Le 26 septembre 2013, la Dresse J.________ a complété le
rapport médical LAA demandé par U.________ et l’a communiqué à cette
dernière. Elle a joint à son envoi un compte-rendu opératoire relatif à
l’intervention du 12 janvier 2012 (bilan arthroscopique devant le caractère
douloureux prolongé), ainsi qu’un rapport du 8 octobre 2012 du Dr
R., chirurgien orthopédique à la clinique de [...] en France.

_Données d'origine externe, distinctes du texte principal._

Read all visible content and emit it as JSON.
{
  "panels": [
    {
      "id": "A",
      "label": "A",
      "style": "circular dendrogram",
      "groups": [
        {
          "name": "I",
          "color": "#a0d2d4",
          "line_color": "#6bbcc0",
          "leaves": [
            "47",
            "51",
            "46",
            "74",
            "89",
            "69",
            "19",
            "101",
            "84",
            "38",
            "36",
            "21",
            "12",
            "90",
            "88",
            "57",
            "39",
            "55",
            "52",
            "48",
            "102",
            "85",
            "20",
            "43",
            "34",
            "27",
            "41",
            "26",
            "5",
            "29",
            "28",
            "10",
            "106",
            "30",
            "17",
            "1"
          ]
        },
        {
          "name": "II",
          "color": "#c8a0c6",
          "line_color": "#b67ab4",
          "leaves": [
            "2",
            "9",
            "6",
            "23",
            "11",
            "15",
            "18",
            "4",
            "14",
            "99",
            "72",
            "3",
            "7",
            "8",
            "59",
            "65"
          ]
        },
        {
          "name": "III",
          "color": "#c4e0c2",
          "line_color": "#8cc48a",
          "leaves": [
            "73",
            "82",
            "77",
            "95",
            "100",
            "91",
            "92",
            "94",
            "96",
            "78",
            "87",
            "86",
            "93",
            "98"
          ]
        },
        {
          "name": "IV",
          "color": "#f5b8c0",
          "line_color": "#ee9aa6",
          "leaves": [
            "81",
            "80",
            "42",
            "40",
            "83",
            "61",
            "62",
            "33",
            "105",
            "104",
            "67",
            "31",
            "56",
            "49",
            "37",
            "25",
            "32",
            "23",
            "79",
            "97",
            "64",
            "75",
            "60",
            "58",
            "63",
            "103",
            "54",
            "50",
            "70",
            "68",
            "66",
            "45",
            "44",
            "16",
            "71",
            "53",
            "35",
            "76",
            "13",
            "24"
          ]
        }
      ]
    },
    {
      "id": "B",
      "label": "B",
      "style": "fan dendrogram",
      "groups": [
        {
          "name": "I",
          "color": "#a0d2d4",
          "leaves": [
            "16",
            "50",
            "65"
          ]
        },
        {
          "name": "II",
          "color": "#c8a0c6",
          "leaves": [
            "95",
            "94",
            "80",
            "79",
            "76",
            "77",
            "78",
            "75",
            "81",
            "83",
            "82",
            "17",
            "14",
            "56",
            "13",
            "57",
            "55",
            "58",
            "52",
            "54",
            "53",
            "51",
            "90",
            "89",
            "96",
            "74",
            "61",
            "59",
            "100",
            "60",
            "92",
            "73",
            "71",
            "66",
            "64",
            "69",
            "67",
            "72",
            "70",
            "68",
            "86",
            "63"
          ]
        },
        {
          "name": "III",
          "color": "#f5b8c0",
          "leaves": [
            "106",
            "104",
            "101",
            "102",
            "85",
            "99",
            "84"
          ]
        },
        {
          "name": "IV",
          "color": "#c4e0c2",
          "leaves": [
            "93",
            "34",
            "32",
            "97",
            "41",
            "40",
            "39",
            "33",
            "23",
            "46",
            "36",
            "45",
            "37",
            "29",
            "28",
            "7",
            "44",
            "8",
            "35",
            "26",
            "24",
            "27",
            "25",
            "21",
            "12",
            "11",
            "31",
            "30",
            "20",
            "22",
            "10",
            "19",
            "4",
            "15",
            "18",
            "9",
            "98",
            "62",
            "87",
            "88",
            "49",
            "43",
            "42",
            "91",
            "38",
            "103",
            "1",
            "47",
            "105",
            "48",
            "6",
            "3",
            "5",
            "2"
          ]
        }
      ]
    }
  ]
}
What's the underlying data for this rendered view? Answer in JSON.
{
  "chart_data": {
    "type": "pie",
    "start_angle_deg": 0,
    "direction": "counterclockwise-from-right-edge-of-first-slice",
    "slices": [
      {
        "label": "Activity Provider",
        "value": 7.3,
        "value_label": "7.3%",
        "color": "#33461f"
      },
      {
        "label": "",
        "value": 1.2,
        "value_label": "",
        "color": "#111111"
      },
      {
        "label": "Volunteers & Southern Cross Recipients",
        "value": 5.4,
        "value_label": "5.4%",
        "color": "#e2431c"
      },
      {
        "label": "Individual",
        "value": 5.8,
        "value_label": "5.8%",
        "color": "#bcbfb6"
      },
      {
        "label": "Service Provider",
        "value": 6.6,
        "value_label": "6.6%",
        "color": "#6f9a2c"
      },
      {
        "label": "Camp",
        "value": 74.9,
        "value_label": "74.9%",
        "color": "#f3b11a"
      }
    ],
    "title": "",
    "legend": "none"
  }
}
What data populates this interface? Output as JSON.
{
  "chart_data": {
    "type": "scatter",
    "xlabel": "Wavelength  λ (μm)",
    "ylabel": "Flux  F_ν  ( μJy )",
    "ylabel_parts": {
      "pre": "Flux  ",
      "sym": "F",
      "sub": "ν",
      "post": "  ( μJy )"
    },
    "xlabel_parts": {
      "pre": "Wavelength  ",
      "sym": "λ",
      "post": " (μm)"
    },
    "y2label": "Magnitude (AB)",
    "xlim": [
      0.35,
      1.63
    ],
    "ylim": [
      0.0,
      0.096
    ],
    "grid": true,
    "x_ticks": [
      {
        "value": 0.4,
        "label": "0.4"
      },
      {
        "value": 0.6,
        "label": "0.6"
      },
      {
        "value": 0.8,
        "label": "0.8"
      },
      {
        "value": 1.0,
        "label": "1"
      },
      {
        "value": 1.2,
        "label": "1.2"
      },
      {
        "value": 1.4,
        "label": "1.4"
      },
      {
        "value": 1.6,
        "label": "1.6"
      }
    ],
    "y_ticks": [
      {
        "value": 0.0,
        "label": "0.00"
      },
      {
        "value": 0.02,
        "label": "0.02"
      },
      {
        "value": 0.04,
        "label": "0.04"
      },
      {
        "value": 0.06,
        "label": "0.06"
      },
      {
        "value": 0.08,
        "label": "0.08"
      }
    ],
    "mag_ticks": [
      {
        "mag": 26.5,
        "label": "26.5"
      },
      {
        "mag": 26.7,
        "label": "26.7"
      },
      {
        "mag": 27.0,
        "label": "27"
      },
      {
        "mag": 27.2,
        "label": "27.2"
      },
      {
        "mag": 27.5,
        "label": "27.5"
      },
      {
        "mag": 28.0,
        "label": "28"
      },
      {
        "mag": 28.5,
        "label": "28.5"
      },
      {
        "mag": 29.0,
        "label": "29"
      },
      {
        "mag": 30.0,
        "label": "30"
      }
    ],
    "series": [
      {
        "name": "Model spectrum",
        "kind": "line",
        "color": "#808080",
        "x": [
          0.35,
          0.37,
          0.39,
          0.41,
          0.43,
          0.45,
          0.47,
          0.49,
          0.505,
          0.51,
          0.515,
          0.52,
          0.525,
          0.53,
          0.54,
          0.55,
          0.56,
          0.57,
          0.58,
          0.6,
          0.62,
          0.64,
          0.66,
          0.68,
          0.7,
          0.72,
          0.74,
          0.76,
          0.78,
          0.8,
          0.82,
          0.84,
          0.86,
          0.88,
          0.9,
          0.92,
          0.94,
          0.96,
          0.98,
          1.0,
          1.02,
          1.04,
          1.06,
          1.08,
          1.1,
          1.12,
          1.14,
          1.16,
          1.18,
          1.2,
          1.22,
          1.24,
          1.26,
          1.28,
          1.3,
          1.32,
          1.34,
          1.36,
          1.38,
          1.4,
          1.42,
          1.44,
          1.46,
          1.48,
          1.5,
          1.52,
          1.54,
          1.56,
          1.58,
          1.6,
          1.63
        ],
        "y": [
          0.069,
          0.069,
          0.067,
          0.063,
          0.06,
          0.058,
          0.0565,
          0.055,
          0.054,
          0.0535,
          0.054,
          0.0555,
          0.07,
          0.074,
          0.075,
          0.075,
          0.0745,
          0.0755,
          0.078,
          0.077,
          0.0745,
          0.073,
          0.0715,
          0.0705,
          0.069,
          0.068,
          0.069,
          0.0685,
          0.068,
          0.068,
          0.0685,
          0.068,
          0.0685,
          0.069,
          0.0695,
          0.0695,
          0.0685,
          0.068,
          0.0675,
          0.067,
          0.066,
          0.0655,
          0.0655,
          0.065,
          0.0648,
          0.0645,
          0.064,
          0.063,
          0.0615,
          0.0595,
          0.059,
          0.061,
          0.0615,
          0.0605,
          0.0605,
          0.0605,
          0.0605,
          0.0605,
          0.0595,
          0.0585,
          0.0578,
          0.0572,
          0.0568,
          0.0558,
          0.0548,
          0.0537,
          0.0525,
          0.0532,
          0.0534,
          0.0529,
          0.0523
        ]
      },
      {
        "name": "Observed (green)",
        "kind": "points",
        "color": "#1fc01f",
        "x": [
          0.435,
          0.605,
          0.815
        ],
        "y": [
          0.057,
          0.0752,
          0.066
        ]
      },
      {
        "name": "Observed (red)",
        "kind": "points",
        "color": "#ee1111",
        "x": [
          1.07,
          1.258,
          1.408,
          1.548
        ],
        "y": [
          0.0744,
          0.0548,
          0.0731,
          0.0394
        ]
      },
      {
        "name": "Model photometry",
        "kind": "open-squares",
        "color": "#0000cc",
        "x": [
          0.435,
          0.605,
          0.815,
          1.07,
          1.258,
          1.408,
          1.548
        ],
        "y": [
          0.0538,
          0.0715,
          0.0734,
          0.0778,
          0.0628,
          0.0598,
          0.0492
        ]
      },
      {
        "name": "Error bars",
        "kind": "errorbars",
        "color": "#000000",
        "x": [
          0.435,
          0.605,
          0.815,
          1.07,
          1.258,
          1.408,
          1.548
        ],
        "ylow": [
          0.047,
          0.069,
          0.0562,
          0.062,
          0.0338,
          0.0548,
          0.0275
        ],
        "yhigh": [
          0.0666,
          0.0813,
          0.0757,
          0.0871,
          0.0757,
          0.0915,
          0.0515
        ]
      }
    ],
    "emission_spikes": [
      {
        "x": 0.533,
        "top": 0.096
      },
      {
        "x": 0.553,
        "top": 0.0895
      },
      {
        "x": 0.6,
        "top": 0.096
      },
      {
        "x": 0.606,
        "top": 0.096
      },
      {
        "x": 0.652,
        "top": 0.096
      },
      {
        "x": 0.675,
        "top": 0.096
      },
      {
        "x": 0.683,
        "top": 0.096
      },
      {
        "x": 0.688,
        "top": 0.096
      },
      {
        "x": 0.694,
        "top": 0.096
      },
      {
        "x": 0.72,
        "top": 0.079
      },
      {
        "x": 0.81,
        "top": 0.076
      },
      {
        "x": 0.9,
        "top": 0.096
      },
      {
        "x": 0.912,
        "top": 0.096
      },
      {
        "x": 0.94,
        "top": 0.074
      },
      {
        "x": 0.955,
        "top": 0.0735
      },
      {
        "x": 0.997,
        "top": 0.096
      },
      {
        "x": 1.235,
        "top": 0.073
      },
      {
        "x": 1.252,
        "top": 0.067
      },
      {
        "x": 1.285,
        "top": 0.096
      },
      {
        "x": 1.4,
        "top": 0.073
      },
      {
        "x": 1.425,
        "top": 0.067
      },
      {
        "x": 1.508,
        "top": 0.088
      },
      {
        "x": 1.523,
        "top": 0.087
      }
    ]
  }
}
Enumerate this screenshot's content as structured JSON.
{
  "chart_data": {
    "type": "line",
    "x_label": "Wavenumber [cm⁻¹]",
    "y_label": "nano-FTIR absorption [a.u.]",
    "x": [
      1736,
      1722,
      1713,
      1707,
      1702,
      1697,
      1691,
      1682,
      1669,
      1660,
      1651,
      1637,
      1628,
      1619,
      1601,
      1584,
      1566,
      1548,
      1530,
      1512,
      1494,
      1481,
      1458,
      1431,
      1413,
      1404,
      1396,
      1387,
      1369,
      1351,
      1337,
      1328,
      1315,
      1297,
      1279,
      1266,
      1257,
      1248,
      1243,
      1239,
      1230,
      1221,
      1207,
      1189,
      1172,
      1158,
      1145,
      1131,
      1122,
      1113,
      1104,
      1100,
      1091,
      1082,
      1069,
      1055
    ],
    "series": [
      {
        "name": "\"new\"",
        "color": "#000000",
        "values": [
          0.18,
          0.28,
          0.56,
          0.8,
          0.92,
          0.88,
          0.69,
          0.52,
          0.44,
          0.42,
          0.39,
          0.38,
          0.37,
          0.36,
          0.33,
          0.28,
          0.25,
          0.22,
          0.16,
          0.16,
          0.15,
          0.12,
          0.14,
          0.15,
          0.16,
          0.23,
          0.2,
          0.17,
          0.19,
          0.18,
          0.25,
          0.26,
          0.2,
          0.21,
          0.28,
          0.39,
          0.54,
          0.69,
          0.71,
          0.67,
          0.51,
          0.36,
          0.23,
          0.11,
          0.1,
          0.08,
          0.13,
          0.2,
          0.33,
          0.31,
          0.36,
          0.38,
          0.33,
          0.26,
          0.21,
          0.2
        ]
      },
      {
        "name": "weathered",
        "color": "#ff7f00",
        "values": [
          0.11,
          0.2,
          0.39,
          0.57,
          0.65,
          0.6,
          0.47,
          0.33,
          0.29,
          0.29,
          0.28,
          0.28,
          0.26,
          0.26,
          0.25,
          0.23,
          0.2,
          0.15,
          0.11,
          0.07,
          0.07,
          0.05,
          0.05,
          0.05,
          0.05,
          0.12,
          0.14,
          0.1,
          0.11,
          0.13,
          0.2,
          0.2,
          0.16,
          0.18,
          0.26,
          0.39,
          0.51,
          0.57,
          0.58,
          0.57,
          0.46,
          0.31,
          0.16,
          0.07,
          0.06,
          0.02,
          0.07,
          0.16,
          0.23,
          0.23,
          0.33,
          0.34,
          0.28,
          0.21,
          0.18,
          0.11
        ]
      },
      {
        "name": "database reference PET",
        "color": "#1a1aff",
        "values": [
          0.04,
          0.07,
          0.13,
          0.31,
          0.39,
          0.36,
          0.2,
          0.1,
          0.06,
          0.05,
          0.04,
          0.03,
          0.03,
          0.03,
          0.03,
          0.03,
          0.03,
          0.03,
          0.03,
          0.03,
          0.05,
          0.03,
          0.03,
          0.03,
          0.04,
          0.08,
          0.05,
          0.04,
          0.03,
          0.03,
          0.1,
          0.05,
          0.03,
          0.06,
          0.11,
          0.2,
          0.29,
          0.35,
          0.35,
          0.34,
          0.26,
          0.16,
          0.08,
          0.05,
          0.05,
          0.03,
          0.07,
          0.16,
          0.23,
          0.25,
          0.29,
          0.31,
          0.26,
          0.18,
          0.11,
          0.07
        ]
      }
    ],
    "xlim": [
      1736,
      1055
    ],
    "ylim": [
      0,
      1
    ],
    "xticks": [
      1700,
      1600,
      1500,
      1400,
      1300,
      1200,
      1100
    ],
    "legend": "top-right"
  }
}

Selon une notice d’entretien du 8 octobre 2013, l’assurée avait
demandé à U. où en était son dossier, en expliquant que dès le 20
octobre 2013, elle n’aurait plus de salaire de son employeur. Selon une
autre notice d’entretien téléphonique du même jour, l’assurée avait
déclaré que son genou droit la faisait toujours souffrir et qu’il y avait aussi
des troubles psy "à force de devoir se battre pour ses droits".
Le 11 octobre 2013, U.________ a interpellé son médecin-
conseil, le Dr N., spécialiste en chirurgie orthopédique et
traumatologie de l'appareil locomoteur, afin qu’il la renseigne.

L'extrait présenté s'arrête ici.